Brasil | SOCIEDADE | OPINIÃO

Todos perderão!

“É difícil ser patrão no Brasil! ”. “Ou todos os direitos e desemprego ou menos direitos e emprego”. Essas frases são comumente proferidas pelo presidente Bolsonaro.

Durante reunião com empresários no Chile, o presidente foi mais ousado ao afirmar que: “Eu tenho dito que na questão trabalhista nós devemos beirar a informalidade porque a nossa mão de obra talvez seja uma das mais caras do mundo. A Consolidação das Leis Trabalhistas não se adequa mais à realidade”.

Tais afirmações nos convidam a refletir sobre o seu impacto na vida de homens e mulheres que tem no trabalho sua fonte de sobrevivência, dando destaque àqueles que atuam em áreas rurais.

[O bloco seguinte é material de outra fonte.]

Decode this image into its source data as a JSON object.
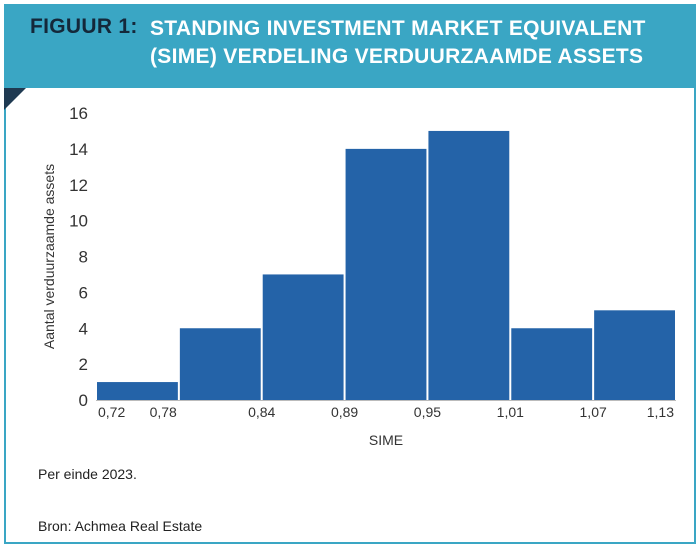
{
  "header": {
    "figure_label": "FIGUUR 1:",
    "title_line1": "STANDING INVESTMENT MARKET EQUIVALENT",
    "title_line2": "(SIME) VERDELING VERDUURZAAMDE ASSETS",
    "background_color": "#3aa6c4"
  },
  "chart_data": {
    "type": "bar",
    "categories": [
      "0,72-0,78",
      "0,78-0,84",
      "0,84-0,89",
      "0,89-0,95",
      "0,95-1,01",
      "1,01-1,07",
      "1,07-1,13"
    ],
    "values": [
      1,
      4,
      7,
      14,
      15,
      4,
      5
    ],
    "xtick_labels": [
      "0,72",
      "0,78",
      "0,84",
      "0,89",
      "0,95",
      "1,01",
      "1,07",
      "1,13"
    ],
    "yticks": [
      0,
      2,
      4,
      6,
      8,
      10,
      12,
      14,
      16
    ],
    "ylim": [
      0,
      16
    ],
    "xlabel": "SIME",
    "ylabel": "Aantal verduurzaamde assets",
    "bar_color": "#2463a8",
    "grid": false
  },
  "notes": {
    "period": "Per einde 2023.",
    "source": "Bron: Achmea Real Estate"
  }
}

Vale ressaltar que o direito ao trabalho está intimamente ligado ao princípio da dignidade da pessoa humana previsto na Constituição Federal de 1988, sendo considerado em todas as normas internacionais como um dos direitos humanos. Ao alçar o direito ao emprego a este patamar estas normas deixam claro que são inadmissíveis todas as formas de precarização de mão de obra.

As condições de trabalho no campo brasileiro são péssimas. Segundo o DIEESE, em 2015 haviam cerca de 4 milhões de assalariados e assalariadas rurais, sendo que, desse total, estimava-se que 60% (quase 2,5 milhões de pessoas), não possuíam carteira assinada, portanto, trabalhavam sem nenhuma proteção trabalhista.

Em alguns estados a informalidade ultrapassa a barreira dos 80%, como é o caso da Bahia e do Pará. De 1995 até os dias atuais foram resgatados quase 55 mil trabalhadores e trabalhadoras em condições análogas à escravidão, a maioria deles na pecuária e na cana-de-açúcar. 

Esses casos de violação de direitos demonstram que é falsa a afirmação de que a legislação brasileira é extremamente protecionista aos trabalhadores e cara. Se um país como o Brasil precisa escrever numa norma de saúde e segurança que é dever do empregador fornecer água potável para os seus empregados, não se pode colocar a culpa na norma.

A culpa está justamente no comportamento de alguns patrões que entendem que um trabalhador pode consumir água inapropriada ou saciar sua sede nos mesmos lugares que os animais.

O estímulo a precarização das condições de trabalho além de violar toda as normas nacionais e internacionais vigentes é uma permissão tácita para a exploração da mão de obra. A partir do momento em que o Presidente da República defende que ter emprego significa exigir dos trabalhadores a renúncia dos seus direitos, há uma autorização a precarização dos contratos de trabalho.

As ideias proferidas pelo presidente são dissonantes com o que alguns países no mundo defendem nos dias atuais. Entre 2015 e 2017, países como Reino Unido e França aprovaram leis que exigem que as empresas monitorem as condições de trabalho em suas cadeias de suprimento e exijam de todos aqueles que participam da atividade o compromisso com os direitos humanos e o meio ambiente, tendência que é acompanhada pelo mercado.

Ora, se com a legislação atual, considerada por alguns como muito protecionista ainda é possível encontrar no campo brasileiro as piores formas de trabalho, o que pode acontecer se o Estado passa a legitimar esta prática? Quem vai ganhar?

Os maus empregadores, por sinal, estão animadíssimos, já que compreendem que menos direitos significa economia e o fim do incômodo provocado pelas visitas dos auditores fiscais do trabalho às suas propriedades.

Mas o tiro pode sair pela culatra e todos perderão. Ao “abaixar a régua”, o governo abre a porta para o aumento dos casos de violação de direitos humanos, além dos problemas políticos que deverão enfrentar com os organismos internacionais, podendo também causar graves prejuízos aos produtos brasileiros. 

Todos perderam quando, em época recente, constatou-se a existência de trabalho escravo em cadeias certificadas de exportação de café e de laranja. Em outro caso, bastaram ser encontradas irregularidades em 21 dos 4 mil frigoríficos de uma determinada empresa para as carnes brasileiras serem retiradas das gôndolas dos supermercado europeus. 

São estes os projetos do presidente Bolsonaro para os setores produtivos: brigar com os principais importadores dos produtos brasileiros, principalmente do agronegócio; entregar essa fatia de mercado para os EUA; legitimar as condições precárias e as piores formas de trabalho.

Esses projetos seguem ribanceira abaixo, a todo vapor e todos perderão, não apenas os trabalhadores e trabalhadoras.